Sea Anemones Fight Viruses in a Completely New Way

🤯 Mind Blown

Scientists discovered that sea anemones use an immune system that works opposite to ours, yet still protects them from viruses. The finding reveals evolution created multiple successful strategies for fighting infections across the animal kingdom.

Evolution just surprised scientists with proof that nature solved the same problem in completely different ways.

Researchers at the Hebrew University of Jerusalem discovered that sea anemones defend themselves against viruses using a system that works backwards from ours, yet still keeps them healthy. The breakthrough challenges everything scientists thought they knew about how animal immune systems developed over millions of years.

In humans, a protein called MAVS acts like an alarm bell when viruses attack. It triggers our immune system to fight back fast. Scientists studying sea anemones expected to find something similar, since fighting viruses is essential for every animal's survival.

Instead, PhD candidate Ton Sharoni and Professor Yehu Moran found a protein they named CARDIB that does the exact opposite. Rather than activating antiviral defenses, CARDIB normally suppresses them, acting like a brake on the immune system.

The discovery seemed puzzling at first. Why would an animal deliberately slow down its own defenses?

The researchers used gene editing to remove CARDIB from sea anemones, then exposed them to viruses. The results shocked the team. Without CARDIB, the sea anemones became much more vulnerable to infection, and viruses multiplied rapidly inside them.

Sea Anemones Fight Viruses in a Completely New Way

"Although CARDIB acts as a brake on the immune system under normal conditions, that brake turns out to be essential for mounting an effective antiviral response," Sharoni explained. The immune system needs careful control, not just raw power.

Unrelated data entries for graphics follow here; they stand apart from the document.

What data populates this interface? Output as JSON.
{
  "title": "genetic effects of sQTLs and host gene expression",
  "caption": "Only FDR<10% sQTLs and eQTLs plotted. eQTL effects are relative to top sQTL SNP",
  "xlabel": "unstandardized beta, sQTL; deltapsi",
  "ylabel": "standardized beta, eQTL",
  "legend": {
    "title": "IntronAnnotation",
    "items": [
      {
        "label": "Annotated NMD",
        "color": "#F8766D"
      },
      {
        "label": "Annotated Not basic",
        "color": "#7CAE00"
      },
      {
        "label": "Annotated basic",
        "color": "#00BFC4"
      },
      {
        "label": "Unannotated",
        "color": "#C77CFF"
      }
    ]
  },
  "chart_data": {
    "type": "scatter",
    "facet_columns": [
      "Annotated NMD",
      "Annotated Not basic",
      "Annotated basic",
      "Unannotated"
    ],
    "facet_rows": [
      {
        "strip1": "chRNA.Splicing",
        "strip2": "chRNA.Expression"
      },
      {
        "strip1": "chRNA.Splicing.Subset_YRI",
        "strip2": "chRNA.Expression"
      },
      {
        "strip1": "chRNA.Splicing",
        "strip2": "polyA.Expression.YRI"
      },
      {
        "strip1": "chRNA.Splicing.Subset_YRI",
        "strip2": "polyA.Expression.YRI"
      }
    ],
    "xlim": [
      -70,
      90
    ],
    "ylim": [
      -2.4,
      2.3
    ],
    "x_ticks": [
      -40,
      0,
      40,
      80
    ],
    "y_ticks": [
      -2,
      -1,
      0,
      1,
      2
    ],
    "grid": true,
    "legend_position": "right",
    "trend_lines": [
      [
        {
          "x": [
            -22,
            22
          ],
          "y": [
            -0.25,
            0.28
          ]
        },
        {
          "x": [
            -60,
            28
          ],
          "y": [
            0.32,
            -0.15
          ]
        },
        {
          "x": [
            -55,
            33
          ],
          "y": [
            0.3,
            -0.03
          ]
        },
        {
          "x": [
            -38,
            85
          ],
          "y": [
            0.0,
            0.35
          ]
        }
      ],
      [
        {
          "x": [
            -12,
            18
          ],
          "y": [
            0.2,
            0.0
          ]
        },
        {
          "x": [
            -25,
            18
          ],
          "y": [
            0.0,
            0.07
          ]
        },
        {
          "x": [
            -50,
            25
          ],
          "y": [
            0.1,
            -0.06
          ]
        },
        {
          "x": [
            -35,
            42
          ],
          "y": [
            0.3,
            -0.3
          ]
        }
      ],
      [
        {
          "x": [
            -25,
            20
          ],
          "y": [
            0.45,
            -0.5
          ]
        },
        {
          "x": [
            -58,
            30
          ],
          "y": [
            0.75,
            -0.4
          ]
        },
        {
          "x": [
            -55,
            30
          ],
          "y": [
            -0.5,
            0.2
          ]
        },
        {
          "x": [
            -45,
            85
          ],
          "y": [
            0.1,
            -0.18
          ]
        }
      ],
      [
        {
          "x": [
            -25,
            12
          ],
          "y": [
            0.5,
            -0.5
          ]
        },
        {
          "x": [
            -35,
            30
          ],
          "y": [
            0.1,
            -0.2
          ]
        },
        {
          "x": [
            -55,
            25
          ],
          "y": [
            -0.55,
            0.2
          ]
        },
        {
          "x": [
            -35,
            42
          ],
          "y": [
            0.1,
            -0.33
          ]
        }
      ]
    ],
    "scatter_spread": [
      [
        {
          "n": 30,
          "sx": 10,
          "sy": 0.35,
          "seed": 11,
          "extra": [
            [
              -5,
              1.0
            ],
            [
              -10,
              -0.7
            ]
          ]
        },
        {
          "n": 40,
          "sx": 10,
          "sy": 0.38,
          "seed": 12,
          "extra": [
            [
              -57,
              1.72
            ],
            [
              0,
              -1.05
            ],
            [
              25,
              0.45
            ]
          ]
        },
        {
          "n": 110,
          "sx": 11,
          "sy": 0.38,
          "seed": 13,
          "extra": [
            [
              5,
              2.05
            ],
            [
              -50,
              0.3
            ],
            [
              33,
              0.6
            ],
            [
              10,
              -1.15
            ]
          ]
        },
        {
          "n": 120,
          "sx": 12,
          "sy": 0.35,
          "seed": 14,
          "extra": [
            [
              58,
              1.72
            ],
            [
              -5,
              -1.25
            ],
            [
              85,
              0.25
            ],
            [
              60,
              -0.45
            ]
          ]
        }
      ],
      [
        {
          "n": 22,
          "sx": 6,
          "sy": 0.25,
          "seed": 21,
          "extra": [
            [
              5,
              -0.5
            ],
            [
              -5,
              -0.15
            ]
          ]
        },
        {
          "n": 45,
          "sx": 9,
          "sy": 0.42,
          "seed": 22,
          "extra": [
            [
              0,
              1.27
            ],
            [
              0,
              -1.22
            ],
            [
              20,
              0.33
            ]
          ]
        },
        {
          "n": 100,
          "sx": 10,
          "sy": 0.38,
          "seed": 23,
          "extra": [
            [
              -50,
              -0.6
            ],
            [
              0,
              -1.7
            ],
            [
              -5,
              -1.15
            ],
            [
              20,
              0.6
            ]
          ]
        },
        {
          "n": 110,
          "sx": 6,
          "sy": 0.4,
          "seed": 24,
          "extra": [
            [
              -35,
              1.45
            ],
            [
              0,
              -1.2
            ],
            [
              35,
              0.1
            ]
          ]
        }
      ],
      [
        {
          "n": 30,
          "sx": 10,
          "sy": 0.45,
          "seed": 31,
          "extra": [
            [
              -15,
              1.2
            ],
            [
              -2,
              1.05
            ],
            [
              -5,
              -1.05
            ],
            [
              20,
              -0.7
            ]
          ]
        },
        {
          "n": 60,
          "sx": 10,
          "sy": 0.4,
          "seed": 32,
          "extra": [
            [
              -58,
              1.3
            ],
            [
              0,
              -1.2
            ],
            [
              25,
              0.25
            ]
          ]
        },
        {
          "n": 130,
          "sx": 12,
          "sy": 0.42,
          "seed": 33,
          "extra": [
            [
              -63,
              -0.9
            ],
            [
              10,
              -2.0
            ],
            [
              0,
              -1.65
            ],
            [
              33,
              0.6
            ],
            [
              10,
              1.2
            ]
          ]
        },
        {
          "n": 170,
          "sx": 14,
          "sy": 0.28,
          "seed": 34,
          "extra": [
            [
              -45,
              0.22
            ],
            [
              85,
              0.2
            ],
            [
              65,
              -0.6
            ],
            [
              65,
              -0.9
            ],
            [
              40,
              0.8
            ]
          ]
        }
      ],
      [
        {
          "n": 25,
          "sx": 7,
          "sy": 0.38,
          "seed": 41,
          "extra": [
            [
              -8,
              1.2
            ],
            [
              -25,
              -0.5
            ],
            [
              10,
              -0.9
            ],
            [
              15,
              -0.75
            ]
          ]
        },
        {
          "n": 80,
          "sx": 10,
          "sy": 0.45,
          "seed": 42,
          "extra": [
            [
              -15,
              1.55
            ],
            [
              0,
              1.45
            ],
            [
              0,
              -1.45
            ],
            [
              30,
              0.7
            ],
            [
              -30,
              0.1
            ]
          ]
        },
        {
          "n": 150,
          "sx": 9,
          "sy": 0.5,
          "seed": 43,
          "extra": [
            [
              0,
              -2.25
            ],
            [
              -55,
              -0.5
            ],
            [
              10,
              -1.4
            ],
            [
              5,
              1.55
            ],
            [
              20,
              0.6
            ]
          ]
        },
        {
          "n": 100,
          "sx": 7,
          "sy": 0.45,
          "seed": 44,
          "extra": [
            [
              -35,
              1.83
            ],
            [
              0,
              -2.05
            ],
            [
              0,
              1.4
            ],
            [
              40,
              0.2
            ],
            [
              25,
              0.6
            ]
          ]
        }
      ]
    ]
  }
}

To confirm their lab findings mattered in the real world, the team moved genetically modified sea anemones into outdoor marine environments in South Carolina. These animals faced the full variety of viruses and microorganisms found in nature.

The difference became obvious within days. Sea anemones lacking the newly discovered immune pathway accumulated far more viruses than normal animals. The defense system wasn't just a laboratory curiosity but a crucial survival tool shaped by 600 million years of evolution.

Why This Inspires

This discovery proves that life finds remarkably different solutions to the same fundamental challenges. Humans and sea anemones both need protection from viruses, but evolution didn't settle on just one way to achieve that goal.

The research also highlights why studying ancient organisms matters. Sea anemones split from our evolutionary line more than 600 million years ago, yet they still have valuable lessons to teach about biology and survival.

By looking beyond traditional laboratory animals like mice, scientists are uncovering evolutionary innovations that remained hidden for centuries. Each discovery reveals that nature is far more creative and diverse than we imagined, offering hope for new approaches to fighting diseases that affect humans today.

Nature's creativity in solving life's biggest problems continues to amaze us.